A directive is a single-line comment at the top of a Luau script that pre-fills the rodeo run flags. It lets a script declare its own runtime configuration (target, place, save behavior, fflags, and so on) so the caller doesn’t have to remember the right rodeo run invocation, and so you don’t have to orchestrate the script manually from a separate runtime via the rodeo client.

Directives have full parity with the rodeo run subcommand. Any flag you can pass to rodeo run on the CLI can go inside a directive.

-- @rodeo run --place 12345 --target edit:elevated --save
local workspace = game:GetService("Workspace")
print("running in", workspace.Name)

Then:

Terminal window
rodeo run my-script.luau

That’s it. No flags needed at the call site; the script’s directive runs it under --place 12345 --target edit:elevated --save.

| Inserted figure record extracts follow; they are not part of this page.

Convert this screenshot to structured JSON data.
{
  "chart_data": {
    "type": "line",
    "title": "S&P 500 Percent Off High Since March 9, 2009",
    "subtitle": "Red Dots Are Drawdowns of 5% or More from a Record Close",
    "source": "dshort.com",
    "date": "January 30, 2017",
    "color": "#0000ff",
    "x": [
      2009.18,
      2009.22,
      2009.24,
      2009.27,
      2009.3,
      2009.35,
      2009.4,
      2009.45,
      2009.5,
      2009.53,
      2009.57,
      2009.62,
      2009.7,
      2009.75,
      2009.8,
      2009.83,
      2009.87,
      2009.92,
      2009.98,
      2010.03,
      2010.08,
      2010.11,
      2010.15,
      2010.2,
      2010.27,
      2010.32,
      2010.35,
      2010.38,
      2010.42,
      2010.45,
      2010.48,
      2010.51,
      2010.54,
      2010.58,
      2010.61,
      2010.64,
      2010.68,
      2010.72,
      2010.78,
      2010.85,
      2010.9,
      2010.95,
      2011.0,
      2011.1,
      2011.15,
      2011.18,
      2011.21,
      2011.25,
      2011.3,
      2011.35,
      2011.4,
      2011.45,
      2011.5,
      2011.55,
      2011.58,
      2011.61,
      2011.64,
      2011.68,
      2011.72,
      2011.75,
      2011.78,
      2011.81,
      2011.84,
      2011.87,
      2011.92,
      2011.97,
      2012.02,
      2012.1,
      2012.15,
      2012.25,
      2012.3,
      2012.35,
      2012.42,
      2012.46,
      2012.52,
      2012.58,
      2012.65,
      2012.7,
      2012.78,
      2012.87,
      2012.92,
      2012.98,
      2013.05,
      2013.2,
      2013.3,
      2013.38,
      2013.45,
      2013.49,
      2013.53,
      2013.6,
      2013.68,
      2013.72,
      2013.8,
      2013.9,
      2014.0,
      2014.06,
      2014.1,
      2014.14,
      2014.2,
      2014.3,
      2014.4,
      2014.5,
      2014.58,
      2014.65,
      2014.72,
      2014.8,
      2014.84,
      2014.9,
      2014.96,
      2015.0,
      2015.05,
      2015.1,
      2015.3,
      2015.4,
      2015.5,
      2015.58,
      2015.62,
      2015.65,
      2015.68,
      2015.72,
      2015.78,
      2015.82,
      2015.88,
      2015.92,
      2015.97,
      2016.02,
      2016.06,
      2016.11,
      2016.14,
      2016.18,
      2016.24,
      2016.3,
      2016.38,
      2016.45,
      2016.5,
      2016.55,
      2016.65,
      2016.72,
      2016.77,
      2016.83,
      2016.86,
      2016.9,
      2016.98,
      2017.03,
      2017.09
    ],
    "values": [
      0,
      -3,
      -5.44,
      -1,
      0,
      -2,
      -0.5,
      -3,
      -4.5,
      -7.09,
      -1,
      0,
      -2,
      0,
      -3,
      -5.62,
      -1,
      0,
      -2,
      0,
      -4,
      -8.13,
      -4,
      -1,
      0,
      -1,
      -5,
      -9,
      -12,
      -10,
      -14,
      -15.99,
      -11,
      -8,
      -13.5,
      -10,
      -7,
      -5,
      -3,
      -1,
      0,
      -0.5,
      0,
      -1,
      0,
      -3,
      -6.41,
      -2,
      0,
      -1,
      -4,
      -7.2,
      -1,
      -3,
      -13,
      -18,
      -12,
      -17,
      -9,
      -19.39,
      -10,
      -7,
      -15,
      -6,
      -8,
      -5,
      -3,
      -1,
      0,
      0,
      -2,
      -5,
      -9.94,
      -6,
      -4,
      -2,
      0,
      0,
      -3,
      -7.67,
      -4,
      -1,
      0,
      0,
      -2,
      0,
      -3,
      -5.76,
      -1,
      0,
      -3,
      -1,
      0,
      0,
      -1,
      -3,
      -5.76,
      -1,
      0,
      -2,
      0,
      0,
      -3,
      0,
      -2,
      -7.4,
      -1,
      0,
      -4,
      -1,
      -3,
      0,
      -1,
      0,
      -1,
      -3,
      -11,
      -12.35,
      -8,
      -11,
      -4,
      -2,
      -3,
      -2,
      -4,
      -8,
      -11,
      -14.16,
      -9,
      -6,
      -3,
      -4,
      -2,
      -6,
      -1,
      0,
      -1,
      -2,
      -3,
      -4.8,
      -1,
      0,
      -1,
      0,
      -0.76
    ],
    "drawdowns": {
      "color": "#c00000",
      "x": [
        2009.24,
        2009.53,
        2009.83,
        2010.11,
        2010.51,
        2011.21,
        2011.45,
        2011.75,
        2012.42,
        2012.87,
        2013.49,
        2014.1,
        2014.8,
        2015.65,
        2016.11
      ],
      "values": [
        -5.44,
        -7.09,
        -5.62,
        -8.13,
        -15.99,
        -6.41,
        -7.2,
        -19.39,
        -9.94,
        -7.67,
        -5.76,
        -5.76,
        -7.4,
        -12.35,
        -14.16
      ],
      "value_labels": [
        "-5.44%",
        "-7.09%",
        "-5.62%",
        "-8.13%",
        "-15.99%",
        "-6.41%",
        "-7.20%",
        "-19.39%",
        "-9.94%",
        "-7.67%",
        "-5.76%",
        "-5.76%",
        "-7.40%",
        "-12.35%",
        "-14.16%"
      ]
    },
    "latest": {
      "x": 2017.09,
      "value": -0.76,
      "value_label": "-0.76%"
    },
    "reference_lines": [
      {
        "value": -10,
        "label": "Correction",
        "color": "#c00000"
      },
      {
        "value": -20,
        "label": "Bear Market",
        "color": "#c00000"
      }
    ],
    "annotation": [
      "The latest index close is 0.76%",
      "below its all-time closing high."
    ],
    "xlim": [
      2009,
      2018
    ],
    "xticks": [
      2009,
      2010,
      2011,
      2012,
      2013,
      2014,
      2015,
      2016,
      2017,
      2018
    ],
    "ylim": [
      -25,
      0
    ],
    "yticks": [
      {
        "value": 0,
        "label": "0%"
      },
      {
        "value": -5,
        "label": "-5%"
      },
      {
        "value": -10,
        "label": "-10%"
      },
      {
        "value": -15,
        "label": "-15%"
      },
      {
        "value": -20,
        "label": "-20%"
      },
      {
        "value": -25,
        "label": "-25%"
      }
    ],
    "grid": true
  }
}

-- @rodeo run [flags] [-- script-args]
  • Everything before -- is parsed as flags for rodeo run (same flags as rodeo run --help).
  • Everything after -- becomes process.args inside the script.
  • The directive must be on a single line; it can sit anywhere in the file but is conventionally the first line.
-- @rodeo run --place ./game.rbxl --target test:client -- --user frank --rooms 4
local process = require("@rodeo/process")
print(process.args) --> { "--user", "frank", "--rooms", "4" }

User-supplied flags at the CLI call site override directive flags:

Terminal window
rodeo run my-script.luau --target run:server
# script ran with --target run:server, NOT the edit:elevated from its directive.

This lets the directive set sensible defaults while leaving room for one-off overrides.

Scripts in .rodeo/ can be invoked by bare name:

Terminal window
rodeo run demo
# resolves to .rodeo/demo.luau

Combined with directives, this turns .rodeo/ into a project-local command palette: each script is a self-contained command with its own runtime config.